"Men always admire her."
"Oh, men admire anybody! They have nothing else to do. Mrs. Verulam does as well as you or I, or anyone else."
"I hear Mr. Hyacinth Rodney is simply furious about this Mr. Van Adam. They say he has left town and gone away to Mitching Dean."
"Where everything comes from. I don't wonder. Mrs. Verulam seems to have taken leave of her senses. To have a man only just divorced—a mere boy, certainly, but so handsome—over from America to spend the season with her! It's the most extraordinary proceeding! I don't think people will stand it. She's taken Ribton Marches because he has never seen an Ascot. Lady Sage is trotting about everywhere expressing her private opinion of the matter."
"What is it?"
"Oh, too straightforward to quote here. But I fancy if Mrs. Verulam isn't very careful she will get to know what the cold shoulder is at last. One can't fly in the face of—oh, what's that?"
A crash in Mr. Pettingham's direction startled the suffocating titles. Providence had been kind, and, taking pity on their increasing breathlessness, had caused the hand of the slide-manager to slip at a critical moment. The interior of Morocco strewed the floor in fragments, and the adventures of "my excellent friends, Prince Carl of Schmelzig-Heinstein and the Duke of Drigg," were brought to an abrupt and merciful termination. A blaze of electric light revealed a panorama of hot faces, heaving shoulders, gleaming tiaras, and waving fans. Mr. Pettingham stepped down, with many apologies for the unfortunate accident, into the room, offered his arm to the Princess of Galilee, and escorted her towards the supper-room, quacking loudly as he went. Conversation burst forth as if a dam had been pierced. Dowagers rose up, groups formed and dispersed. The two words "Palestine soup" floated on the surface of every mind, and a general move was made in the direction taken by the host and the Princess.

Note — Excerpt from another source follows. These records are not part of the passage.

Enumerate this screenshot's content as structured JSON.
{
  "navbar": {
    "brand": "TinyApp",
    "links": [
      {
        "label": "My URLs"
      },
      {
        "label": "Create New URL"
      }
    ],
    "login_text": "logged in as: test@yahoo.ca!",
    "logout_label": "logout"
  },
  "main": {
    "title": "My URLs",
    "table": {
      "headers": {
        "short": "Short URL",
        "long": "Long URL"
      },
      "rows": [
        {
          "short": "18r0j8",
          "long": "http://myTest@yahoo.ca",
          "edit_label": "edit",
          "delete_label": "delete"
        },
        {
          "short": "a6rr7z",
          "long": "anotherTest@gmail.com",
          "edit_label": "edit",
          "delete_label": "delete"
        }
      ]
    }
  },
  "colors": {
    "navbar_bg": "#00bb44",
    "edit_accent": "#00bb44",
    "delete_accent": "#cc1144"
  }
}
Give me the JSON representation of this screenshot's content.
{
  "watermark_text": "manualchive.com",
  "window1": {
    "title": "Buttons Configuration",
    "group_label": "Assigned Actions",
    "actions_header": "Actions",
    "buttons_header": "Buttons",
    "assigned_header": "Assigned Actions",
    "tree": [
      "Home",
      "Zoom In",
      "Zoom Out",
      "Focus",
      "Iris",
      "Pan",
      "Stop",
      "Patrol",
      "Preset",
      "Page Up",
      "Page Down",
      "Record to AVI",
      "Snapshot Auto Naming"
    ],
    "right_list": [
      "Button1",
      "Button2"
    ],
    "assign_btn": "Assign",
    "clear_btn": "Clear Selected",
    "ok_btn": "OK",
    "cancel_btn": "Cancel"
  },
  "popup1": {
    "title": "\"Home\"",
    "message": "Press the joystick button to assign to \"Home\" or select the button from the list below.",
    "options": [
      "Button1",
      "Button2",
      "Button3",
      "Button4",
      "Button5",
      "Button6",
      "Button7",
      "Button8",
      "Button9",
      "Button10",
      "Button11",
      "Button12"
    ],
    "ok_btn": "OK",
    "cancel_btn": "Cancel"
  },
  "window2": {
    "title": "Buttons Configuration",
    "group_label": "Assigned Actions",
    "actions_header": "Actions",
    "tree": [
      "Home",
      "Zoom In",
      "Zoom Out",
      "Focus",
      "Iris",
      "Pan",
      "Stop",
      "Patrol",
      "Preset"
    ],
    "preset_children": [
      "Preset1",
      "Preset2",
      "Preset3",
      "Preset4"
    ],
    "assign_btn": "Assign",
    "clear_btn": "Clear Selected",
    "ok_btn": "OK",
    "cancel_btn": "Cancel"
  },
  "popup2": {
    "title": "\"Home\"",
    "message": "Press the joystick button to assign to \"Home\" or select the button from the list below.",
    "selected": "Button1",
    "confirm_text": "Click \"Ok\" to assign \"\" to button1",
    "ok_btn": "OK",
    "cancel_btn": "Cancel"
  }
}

In the midst of the confusion Mrs. Verulam saw the tall and thin form of Mr. Rodney carefully—remembering the Marchioness—threading his way towards her through the throng. His eyes were fixed reproachfully upon her. And he had assumed the self-conscious air of a man recovering from a long and dangerous illness. The Duchess of Southborough followed, escorted by the shouting Mr. Ingerstall. Mrs. Verulam found herself overtaken by a shudder of boredom. She looked away, and saw the two women who had been discussing her so incautiously get up and exchange glances of dull and strangled horror on perceiving that she had been sitting so near to them. And while she felt that she hated them, she almost loved their scandal, for it seemed to set the cage-door ajar. And she fancied that she could see the squirrel—no longer Tommy, but Daisy—cease from its everlasting scramble upon the revolving gilded bars, and turn bright eyes upon the door pushed ever so little outwards, and move to it, and put his nose—just outside. That was lovely! And since it was most certainly the young gentleman in the tweed suit, now in orthodox evening-dress, who had accomplished this good beginning of a miracle, Mrs. Verulam turned to him with a quick and expressive movement of gratitude and graciousness. More than one well-bred starer noticed it, and the Verulam and Van Adam scandal marched another step onward, while Mr. Rodney began to look as if the poor, self-conscious man was rather relapsing into than recovering from his illness. However, he approached, trying not to glare at Chloe, who looked marvellously young and handsome in her man's costume, took Mrs. Verulam's hand, and said softly:
"I have just returned from Mitching Dean."